Jeff Dean gave a keynote Building Large Scale Information Retrieval Systems at WSDM 2009. My labmate, Michael Bendersky, attended the talk and was nice enough to share his notes. Here's his slightly edited notes.
Update on Mar 10: Jaap Kamps noted that the slides have now been posted online.
The video is now available on VideoLectures.
Change in scale 1999 - 2009
- 100x documents
- 10000x queries
- update latency 10,000x faster
- query latency <1s> 0.2s -> 5x decrease
In the late 90s
- Batch crawling system, stopped when 'enough' pages
- Batch indexing process stitched together with Unix tools. Prone to machine failure and inconsistencies.
- The original '97 index format was a simple byte aligned system that encoded field and presentation information for word 'hits' (word occurrences). It required a lot disk access.

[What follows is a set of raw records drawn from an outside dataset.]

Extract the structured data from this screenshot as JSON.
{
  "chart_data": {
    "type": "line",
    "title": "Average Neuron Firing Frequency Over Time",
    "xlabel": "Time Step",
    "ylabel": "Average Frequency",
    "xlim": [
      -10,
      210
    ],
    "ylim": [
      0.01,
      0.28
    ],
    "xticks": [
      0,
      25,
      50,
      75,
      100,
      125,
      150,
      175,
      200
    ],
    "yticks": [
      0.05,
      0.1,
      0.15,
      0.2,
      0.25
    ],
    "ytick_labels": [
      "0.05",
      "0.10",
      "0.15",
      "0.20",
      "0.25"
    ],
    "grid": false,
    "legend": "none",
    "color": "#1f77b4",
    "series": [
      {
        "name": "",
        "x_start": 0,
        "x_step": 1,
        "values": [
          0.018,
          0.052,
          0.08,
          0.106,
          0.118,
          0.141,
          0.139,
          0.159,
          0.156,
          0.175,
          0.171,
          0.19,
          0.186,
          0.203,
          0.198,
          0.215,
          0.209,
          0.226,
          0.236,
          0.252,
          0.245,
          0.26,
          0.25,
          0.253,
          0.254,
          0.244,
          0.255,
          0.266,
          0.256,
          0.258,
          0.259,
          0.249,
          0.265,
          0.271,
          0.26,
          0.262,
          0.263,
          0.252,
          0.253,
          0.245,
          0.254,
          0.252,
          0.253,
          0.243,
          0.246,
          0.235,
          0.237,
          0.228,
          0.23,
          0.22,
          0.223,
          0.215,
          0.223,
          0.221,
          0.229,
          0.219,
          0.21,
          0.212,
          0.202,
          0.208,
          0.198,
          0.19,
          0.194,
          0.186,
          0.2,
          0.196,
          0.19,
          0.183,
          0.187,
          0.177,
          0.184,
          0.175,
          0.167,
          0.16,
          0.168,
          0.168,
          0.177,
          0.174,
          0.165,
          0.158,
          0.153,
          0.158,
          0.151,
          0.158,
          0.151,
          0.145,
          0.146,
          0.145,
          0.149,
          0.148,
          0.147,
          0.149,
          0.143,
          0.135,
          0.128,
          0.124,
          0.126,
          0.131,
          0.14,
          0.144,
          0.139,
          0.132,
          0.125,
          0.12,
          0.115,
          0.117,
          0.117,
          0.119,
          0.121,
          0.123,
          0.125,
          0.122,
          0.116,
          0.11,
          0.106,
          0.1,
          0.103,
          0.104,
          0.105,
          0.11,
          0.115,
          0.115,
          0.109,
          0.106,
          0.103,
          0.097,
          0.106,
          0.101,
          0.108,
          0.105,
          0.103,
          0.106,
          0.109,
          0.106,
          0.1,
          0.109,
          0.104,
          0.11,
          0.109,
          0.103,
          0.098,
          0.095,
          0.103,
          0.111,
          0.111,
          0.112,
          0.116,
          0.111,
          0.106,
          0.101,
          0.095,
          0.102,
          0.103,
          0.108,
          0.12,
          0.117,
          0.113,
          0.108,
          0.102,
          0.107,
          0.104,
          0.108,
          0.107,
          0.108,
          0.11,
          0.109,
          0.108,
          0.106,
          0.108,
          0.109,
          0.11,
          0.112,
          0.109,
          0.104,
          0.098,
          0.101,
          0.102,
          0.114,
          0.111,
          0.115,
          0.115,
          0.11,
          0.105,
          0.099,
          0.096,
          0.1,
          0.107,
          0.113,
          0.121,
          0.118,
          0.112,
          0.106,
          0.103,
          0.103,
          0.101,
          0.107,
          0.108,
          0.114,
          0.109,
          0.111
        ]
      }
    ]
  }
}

- Moved to a new block-based variable length index format that used skip tables for words with large numbers of occurrences. This reduced index size by 30% and was faster to decode.
- Added cache servers for both results and document snippets
- In early 2001 they moved to an in-memory index where index servers (along with doc servers, cache servers, etc...) talked directly to front-end web servers. (See system diagram on slides)
- The index was partitioned by document rather than by term.
- In-house design from the ground up: rack design, pc class motherboards, linux, and in-house software (GFS, BigTable, etc...)
- Indexing built using MapReduce framework
- In 2004 they moved to a hierarchical system for serving indexes built on top of GFS based hosted indexes (now only the "root server" handles requests from the web server).
- 'Fast' index updates
- In 2007 they added a 'super root' server that communicates with all of the index servers for the vertical collections allowing 'Universal Search'
Goal: It should be easy to do experiments.
- Start with a new ranking idea
- Generate data to run experiments rapidly using MapReduce, BigTable, etc..
- Run off-line and measure results on 1) human-rated query sets of various kinds and 2) on random queries to look at changes to existing ranking (latency doesn't matter)
- Experiment on a fraction of small random sample of traffic (latency matters!)
- Re-implement/tune implementation to pre-compute data to make it feasible at full load and incorporate necessary data into the index.
- Cross-Lingual IR - quality and scalability
- Retrieval with a mix of private, semi-private, shared and public documents
- Automatic Construction of efficient IR systems for different needs
Thanks again to Michael! I really enjoyed the notes and I hope there will be more great information to share soon.